Наши партнеры

Алексеев М. П. и др.: История зарубежной литературы. Средние века и Возрождение
Глава тридцать третья. Литература последней четверти XVI века. Отражение религиозных войн в поэзии. Ученая литература и мемуары. Монтень.

ГЛАВА
ТРИДЦАТЬ ТРЕТЬЯ

ЛИТЕРАТУРА ПОСЛЕДНЕЙ ЧЕТВЕРТИ XVI ВЕКА.

ОТРАЖЕНИЕ РЕЛИГИОЗНЫХ ВОЙН В ПОЭЗИИ.

УЧЕНАЯ ЛИТЕРАТУРА И МЕМУАРЫ. МОНТЕНЬ

1

Религиозные войны, длившиеся с некоторыми перерывами от начала 1560-х годов до 1594 г., когда ценой отречения от протестантизма Генрих Наваррский взошел на престол под именем Генриха IV и принес стране умиротворение, породили богатую литературу политических памфлетов, религиозно-философских трактатов, поэм, полных гражданского пафоса, и всякого рода сатир, исходиших из обоих лагерей. Особенно широко развивается эта литература после страшного избиения католиками гугенотов, известного под именем Варфоломеевской ночи (1572), когда борьба достигла высшего напряжения и жестокости.

Наиболее крупными и художественно ценными памятниками этого рода поэзии являются произведения двух протестантских поэтов, соратников Генриха Наваррского, дю Бартаса и д'Обинье. Оба они были людьми большой литературной культуры, усвоившими поэтическую технику «Плеяды» — ясность и легкость стиха, конкретность образов, благородство общего тона. Но поэтика их существенно иная. [364]
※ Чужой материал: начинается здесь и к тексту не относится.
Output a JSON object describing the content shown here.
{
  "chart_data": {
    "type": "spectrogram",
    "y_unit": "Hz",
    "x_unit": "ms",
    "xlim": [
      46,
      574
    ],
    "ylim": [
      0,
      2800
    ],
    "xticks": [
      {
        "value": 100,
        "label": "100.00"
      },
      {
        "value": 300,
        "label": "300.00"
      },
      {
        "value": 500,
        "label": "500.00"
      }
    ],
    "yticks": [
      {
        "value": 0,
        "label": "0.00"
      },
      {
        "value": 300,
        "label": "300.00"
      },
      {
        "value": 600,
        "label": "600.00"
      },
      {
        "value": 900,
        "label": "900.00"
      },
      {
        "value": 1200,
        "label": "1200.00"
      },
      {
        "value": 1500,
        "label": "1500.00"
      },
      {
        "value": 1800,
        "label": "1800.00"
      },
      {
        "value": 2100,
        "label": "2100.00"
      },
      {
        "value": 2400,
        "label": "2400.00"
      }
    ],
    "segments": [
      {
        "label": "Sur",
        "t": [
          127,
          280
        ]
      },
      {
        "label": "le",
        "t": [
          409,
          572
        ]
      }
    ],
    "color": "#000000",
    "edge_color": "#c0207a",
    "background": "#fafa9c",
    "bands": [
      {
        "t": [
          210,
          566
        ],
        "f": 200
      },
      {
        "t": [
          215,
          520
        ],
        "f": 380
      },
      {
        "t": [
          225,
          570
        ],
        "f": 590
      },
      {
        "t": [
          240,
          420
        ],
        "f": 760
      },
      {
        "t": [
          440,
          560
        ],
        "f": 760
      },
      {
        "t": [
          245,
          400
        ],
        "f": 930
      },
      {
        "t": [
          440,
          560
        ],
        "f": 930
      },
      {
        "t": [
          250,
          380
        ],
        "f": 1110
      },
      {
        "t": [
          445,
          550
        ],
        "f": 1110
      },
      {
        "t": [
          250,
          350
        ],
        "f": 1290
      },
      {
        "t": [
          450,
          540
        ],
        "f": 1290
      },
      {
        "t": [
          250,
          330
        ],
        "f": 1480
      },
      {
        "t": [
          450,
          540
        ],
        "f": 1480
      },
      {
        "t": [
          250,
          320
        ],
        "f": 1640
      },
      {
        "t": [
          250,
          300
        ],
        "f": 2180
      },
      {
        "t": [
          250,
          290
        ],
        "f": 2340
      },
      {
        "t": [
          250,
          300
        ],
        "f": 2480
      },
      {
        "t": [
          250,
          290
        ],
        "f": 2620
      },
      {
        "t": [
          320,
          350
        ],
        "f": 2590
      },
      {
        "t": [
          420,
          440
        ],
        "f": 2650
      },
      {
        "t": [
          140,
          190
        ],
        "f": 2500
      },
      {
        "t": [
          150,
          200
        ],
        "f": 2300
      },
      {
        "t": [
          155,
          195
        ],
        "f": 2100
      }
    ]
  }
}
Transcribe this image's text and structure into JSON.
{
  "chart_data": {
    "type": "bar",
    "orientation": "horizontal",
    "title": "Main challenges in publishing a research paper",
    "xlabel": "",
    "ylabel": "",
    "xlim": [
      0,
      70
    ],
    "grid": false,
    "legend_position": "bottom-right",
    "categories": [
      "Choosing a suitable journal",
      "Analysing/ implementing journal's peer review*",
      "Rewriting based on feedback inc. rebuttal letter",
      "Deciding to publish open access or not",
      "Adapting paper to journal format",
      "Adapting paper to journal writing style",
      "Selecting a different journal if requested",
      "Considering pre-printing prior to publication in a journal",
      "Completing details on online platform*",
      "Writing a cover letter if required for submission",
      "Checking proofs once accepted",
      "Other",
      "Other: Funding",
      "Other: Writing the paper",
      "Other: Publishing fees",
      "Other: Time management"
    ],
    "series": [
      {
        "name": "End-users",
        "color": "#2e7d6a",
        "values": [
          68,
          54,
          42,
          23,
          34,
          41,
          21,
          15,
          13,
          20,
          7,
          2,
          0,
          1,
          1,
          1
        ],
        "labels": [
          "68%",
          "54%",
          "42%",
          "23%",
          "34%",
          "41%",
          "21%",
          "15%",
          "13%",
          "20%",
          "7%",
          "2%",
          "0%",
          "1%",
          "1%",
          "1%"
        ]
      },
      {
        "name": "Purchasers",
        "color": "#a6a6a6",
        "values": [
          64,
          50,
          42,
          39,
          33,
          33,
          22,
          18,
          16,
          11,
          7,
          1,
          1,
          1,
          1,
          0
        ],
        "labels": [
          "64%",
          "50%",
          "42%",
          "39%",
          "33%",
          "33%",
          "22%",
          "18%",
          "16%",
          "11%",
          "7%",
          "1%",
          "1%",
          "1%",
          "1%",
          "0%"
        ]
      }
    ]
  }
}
Вместо материалистически-чувственного восприятия жизни, гедонизма и аппарата античной мифологии мы находим в их поэмах суровый пафос борьбы и величавые, героические образы, вдохновленные библией. Как во всей реформационной поэзии Европы (например, в позднейшей пуританской английской поэзии XVII в.), здесь господствуют идеология и фразеология Евангелия и еще более ― Ветхого Завета.

Дю Бартас (Du Bartas, 1544—1594), ревностный гугенот, военный и дипломат на службе Генриха Наваррского, выпустил через год после Варфоломеевской ночи поэму «Юдифь», в которой современники могли усмотреть призыв к наказанию нечестивого тирана. Вслед за тем дю Бартас приступил к работе над огромной поэмой «Неделя», первая часть которой развивала библейское сказание о сотворении богом мира в течение семи дней.

Во второй части, оставшейся незаконченной, и озаглавленной автором «Вторая неделя», должна была быть изложена история мира и человечества от их создания до «страшного суда».

Поэму характеризует большая выразительность и пылкая искренность.

Дю Бартас является создателем того жанра библейской по форме и революционно-гражданской по своему замыслу поэмы, высшим образцом которого считается «Потерянный рай» Мильтона.

Значительно более непосредственный и прямой отклик религиозная распря эпохи нашла в творчестве Агриппы д'Обинье (Agrippa d'Aubigné, 1552—1630). Этот пламенный борец за кальвинизм, поэт и воин, в молодости писавший любовные стихи, был выдающимся гуманистом и одним из ученейших людей своего времени. Еще в детстве он овладел латинским, греческим и еврейским языками; позже он изучил математику, астрономию, естествознание, итальянский и испанский языки. Шестнадцати лет поступив простым солдатом в армию протестантов, в которой он прослужил затем ровно четверть столетия, фанатически преданный овладевшей им религиозной идее, д'Обинье вместе с тем никогда не порывал с античной традицией и не изменял гуманистическим идеалам, усвоенным им в дни юности. Его религиозная поэзия, при всей ее суровости, отнюдь не является отказом от земных радостей, от ощущения красоты и прелести жизни. [365]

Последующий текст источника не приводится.